'Tweaks' to Social Security must be made

The sooner Congress takes action the easier it will be to erase the projected shortfall.


The projected shortfall for the nation's Social Security system -- $5.3 trillion over the next 75 years -- would seem to be overwhelming.

Yet a new congressional report offers possible solutions that, if implemented soon, will erase the shortfall and put Social Security back on solid financial footing.

The key is to take action now. The longer Congress waits to address this critical issue, the more painful the solution.

Any changes to Social Security, whether it involves increasing the tax or delaying when benefits can be drawn, carries with it political risk.

Currently, 53 million Americans get Social Security benefits averaging $1,067 a month. In 75 years, 122 million, or one-fourth of the population, will be drawing benefits.

We, as a nation, can't delay action to keep Social Security out of the red.

Sen. Herb Kohl, chairman of the Senate Special Committee on Aging, called the various proposed changes small "tweaks."
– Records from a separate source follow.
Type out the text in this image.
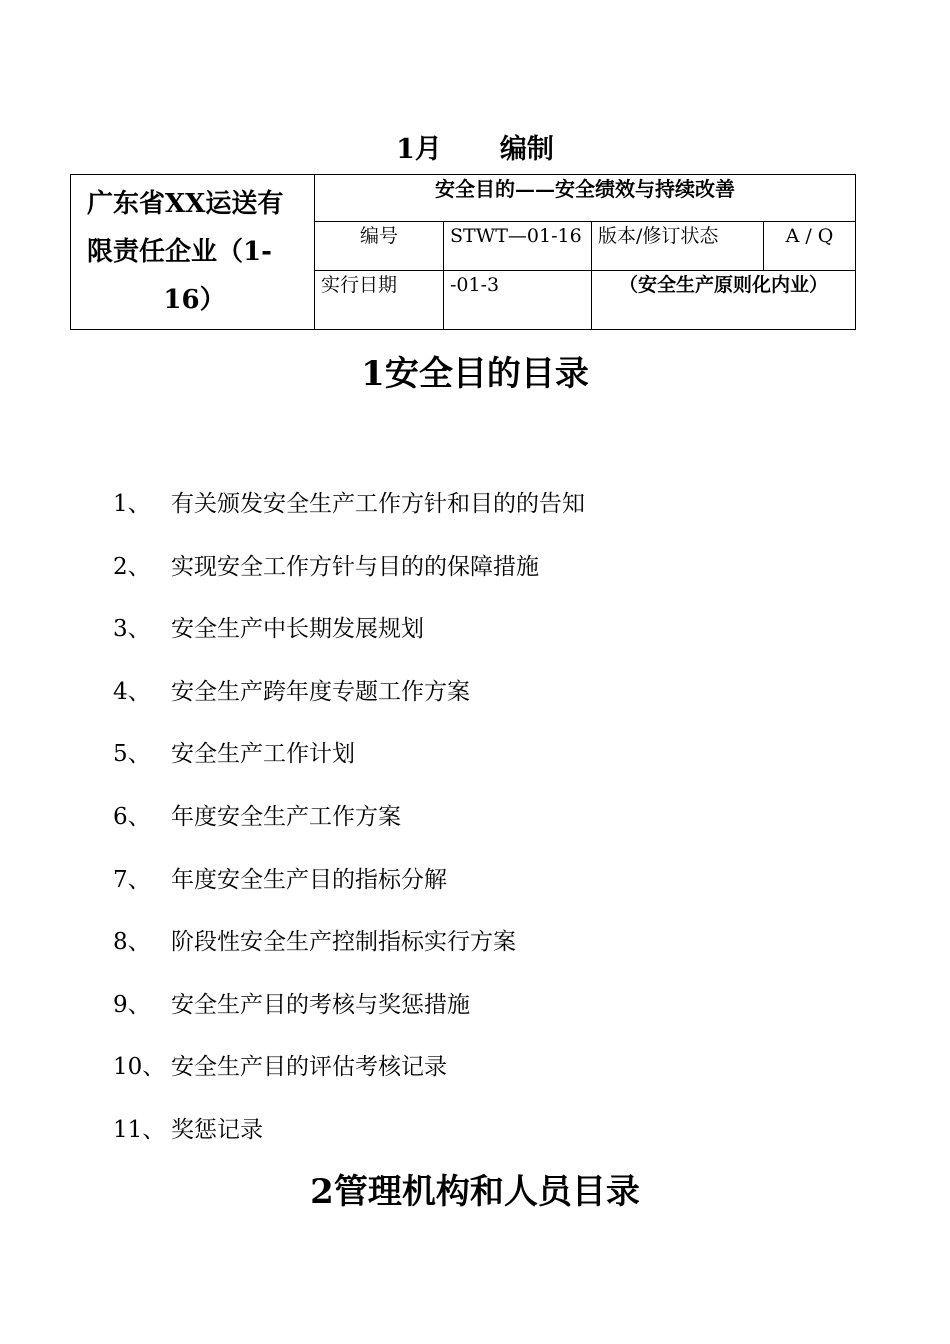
1月 编制
广东省XX运送有
限责任企业（1-
16）	安全目的——安全绩效与持续改善			
	编号	STWT—01-16	版本/修订状态	A / Q
	实行日期	-01-3	（安全生产原则化内业）	
1安全目的目录
1、 有关颁发安全生产工作方针和目的的告知
2、 实现安全工作方针与目的的保障措施
3、 安全生产中长期发展规划
4、 安全生产跨年度专题工作方案
5、 安全生产工作计划
6、 年度安全生产工作方案
7、 年度安全生产目的指标分解
8、 阶段性安全生产控制指标实行方案
9、 安全生产目的考核与奖惩措施
10、 安全生产目的评估考核记录
11、 奖惩记录
2管理机构和人员目录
"Modest changes can be made over time that will keep the program in surplus," Kohl, D-Wis., told The Associated Press. "They are not draconian, as the report points out, and they can be done and will be done."
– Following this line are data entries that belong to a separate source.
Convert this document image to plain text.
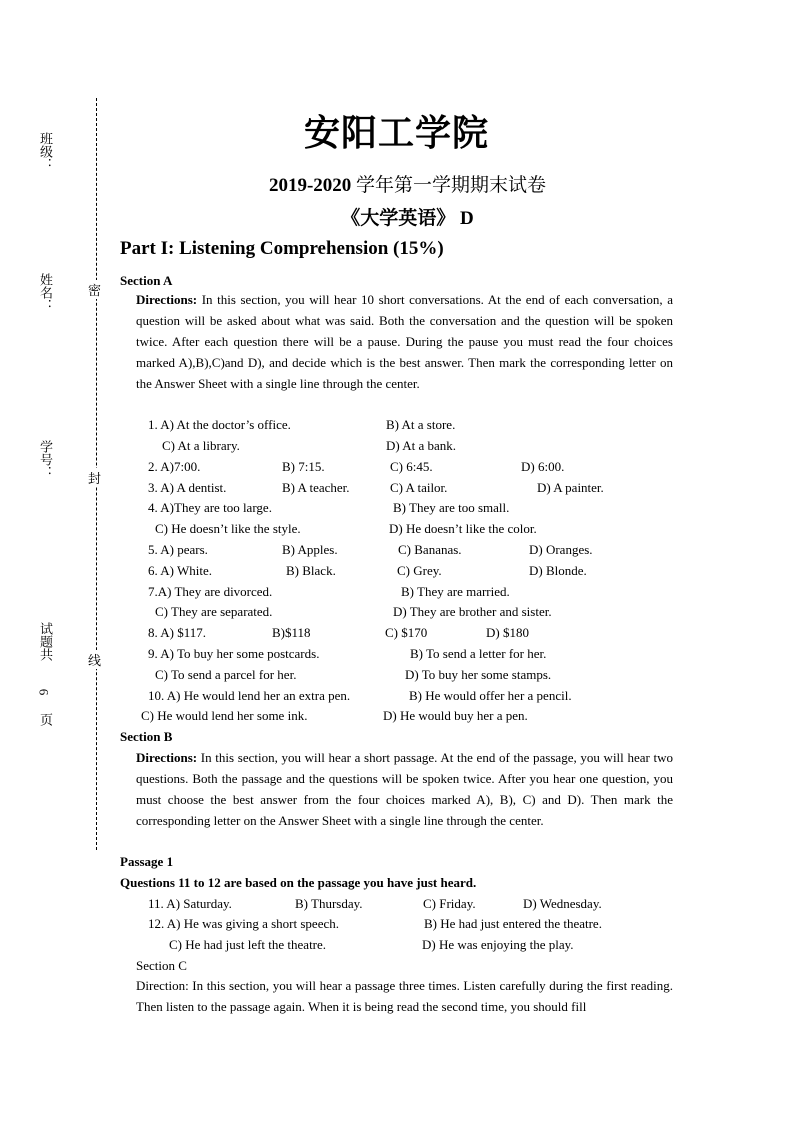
班级：
姓名：
学号：
试题共
6
页
密
封
线
安阳工学院
2019-2020 学年第一学期期末试卷
《大学英语》 D
Part I: Listening Comprehension (15%)
Section A
Directions: In this section, you will hear 10 short conversations. At the end of each conversation, a question will be asked about what was said. Both the conversation and the question will be spoken twice. After each question there will be a pause. During the pause you must read the four choices marked A),B),C)and D), and decide which is the best answer. Then mark the corresponding letter on the Answer Sheet with a single line through the center.
1. A) At the doctor’s office.	B) At a store.
C) At a library.	D) At a bank.
2. A)7:00.	B) 7:15.	C) 6:45.	D) 6:00.
3. A) A dentist.	B) A teacher.	C) A tailor.	D) A painter.
4. A)They are too large.	B) They are too small.
C) He doesn’t like the style.	D) He doesn’t like the color.
5. A) pears.	B) Apples.	C) Bananas.	D) Oranges.
6. A) White.	B) Black.	C) Grey.	D) Blonde.
7.A) They are divorced.	B) They are married.
C) They are separated.	D) They are brother and sister.
8. A) $117.	B)$118	C) $170	D) $180
9. A) To buy her some postcards.	B) To send a letter for her.
C) To send a parcel for her.	D) To buy her some stamps.
10. A) He would lend her an extra pen.	B) He would offer her a pencil.
C) He would lend her some ink.	D) He would buy her a pen.
Section B
Directions: In this section, you will hear a short passage. At the end of the passage, you will hear two questions. Both the passage and the questions will be spoken twice. After you hear one question, you must choose the best answer from the four choices marked A), B), C) and D). Then mark the corresponding letter on the Answer Sheet with a single line through the center.
Passage 1
Questions 11 to 12 are based on the passage you have just heard.
11. A) Saturday.	B) Thursday.	C) Friday.	D) Wednesday.
12. A) He was giving a short speech.	B) He had just entered the theatre.
C) He had just left the theatre.	D) He was enjoying the play.
Section C
Direction: In this section, you will hear a passage three times. Listen carefully during the first reading. Then listen to the passage again. When it is being read the second time, you should fill
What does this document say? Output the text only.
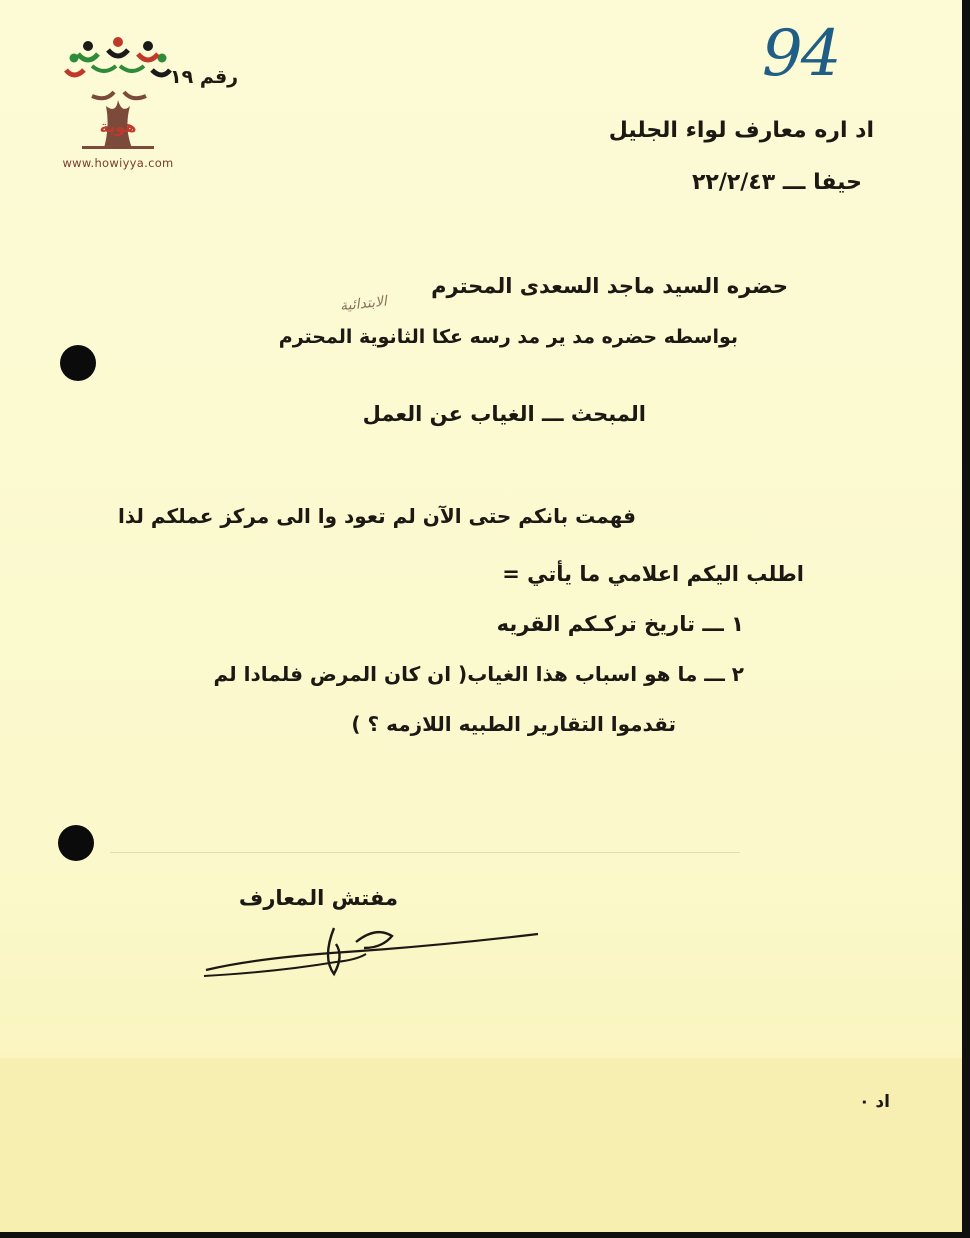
هوية
www.howiyya.com
94
رقم ١٩
اد اره معارف لواء الجليل
حيفا ـــ ٢٢/٢/٤٣
حضره السيد ماجد السعدى المحترم
الابتدائية
بواسطه حضره مد ير مد رسه عكا الثانوية المحترم
المبحث ـــ الغياب عن العمل
فهمت بانكم حتى الآن لم تعود وا الى مركز عملكم لذا
اطلب اليكم اعلامي ما يأتي =
١ ـــ تاريخ تركـكم القريه
٢ ـــ ما هو اسباب هذا الغياب( ان كان المرض فلمادا لم
تقدموا التقارير الطبيه اللازمه ؟ )
مفتش المعارف
اد ٠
Social Security is currently financed by a 6.2 percent payroll tax on wages below $106,800. The tax is paid by workers and matched by employers.

The committee found that the projected $5.3 trillion shortfall would be eliminated if payroll taxes were increased by 1.1 percentage points for both workers and employers over a 20 year period. It would also disappear faster if wages higher than the $106,800 threshold were taxed.
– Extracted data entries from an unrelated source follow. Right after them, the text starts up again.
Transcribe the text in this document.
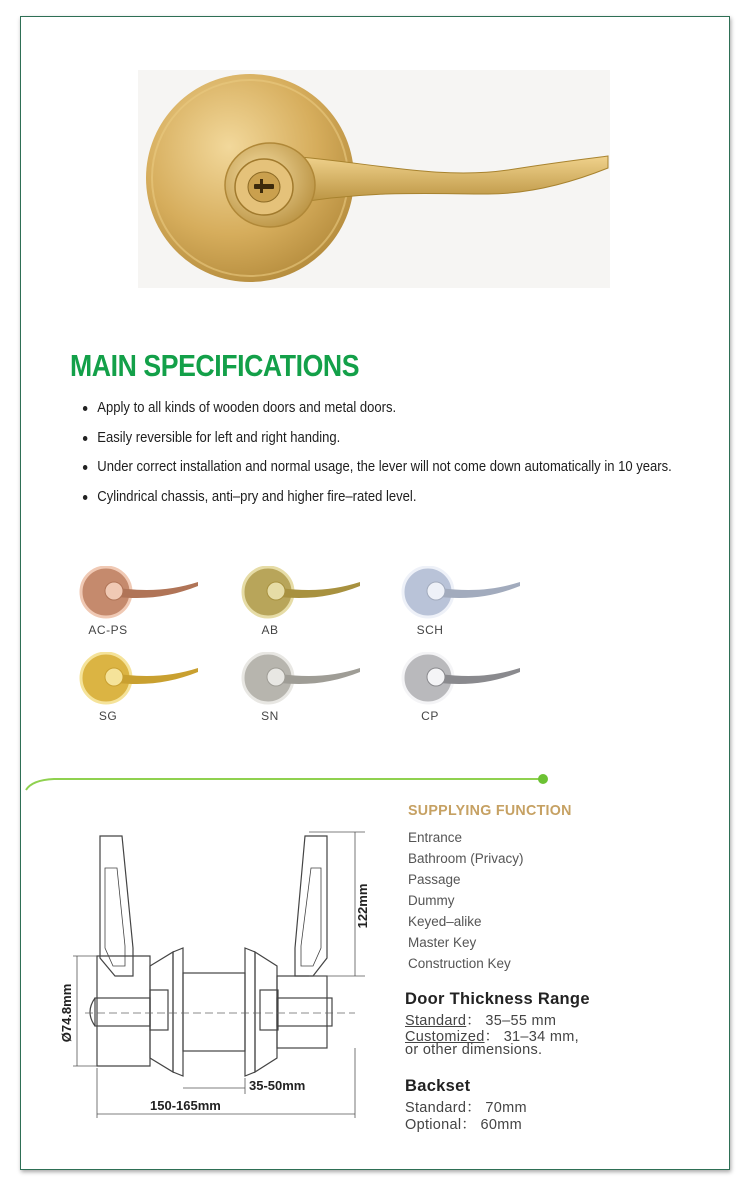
MAIN SPECIFICATIONS
Apply to all kinds of wooden doors and metal doors.
Easily reversible for left and right handing.
Under correct installation and normal usage, the lever will not come down automatically in 10 years.
Cylindrical chassis, anti–pry and higher fire–rated level.
AC-PS	AB	SCH
SG	SN	CP
122mm
Ø74.8mm
35-50mm
150-165mm
SUPPLYING FUNCTION
Entrance
Bathroom (Privacy)
Passage
Dummy
Keyed–alike
Master Key
Construction Key
Door Thickness Range
Standard： 35–55 mm
Customized： 31–34 mm,
or other dimensions.
Backset
Standard： 70mm
Optional： 60mm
On the benefits side, more than three-fourths of the shortfall would vanish if Congress reduced annual cost-of-living increases by 1 percentage point each year, The Associated Press reported. Social Security recipients get annual increases based on inflation.

And about one-quarter of the shortfall would be gone if Congress gradually increased the age when retirees qualify for full benefits from 67 to 68. Nearly a third of the shortfall would disappear if the full retirement age were gradually increased to 70.

These and other suggestions can be mixed and matched to change the Social Security system only slightly but add up to huge savings.

But whatever solution is adopted by Congress it needs to be monitored closely and revisited in no fewer than five years. If the changes are falling short of projections then action can be taken to make sure the nation is taking the correct path.

Keeping the Social Security system financially sound is critical.

The first step is to take action, and do it quickly.

If Congress waits, these proposed "tweaks" will have to grow larger and more onerous. Now is the time to fix Social Security.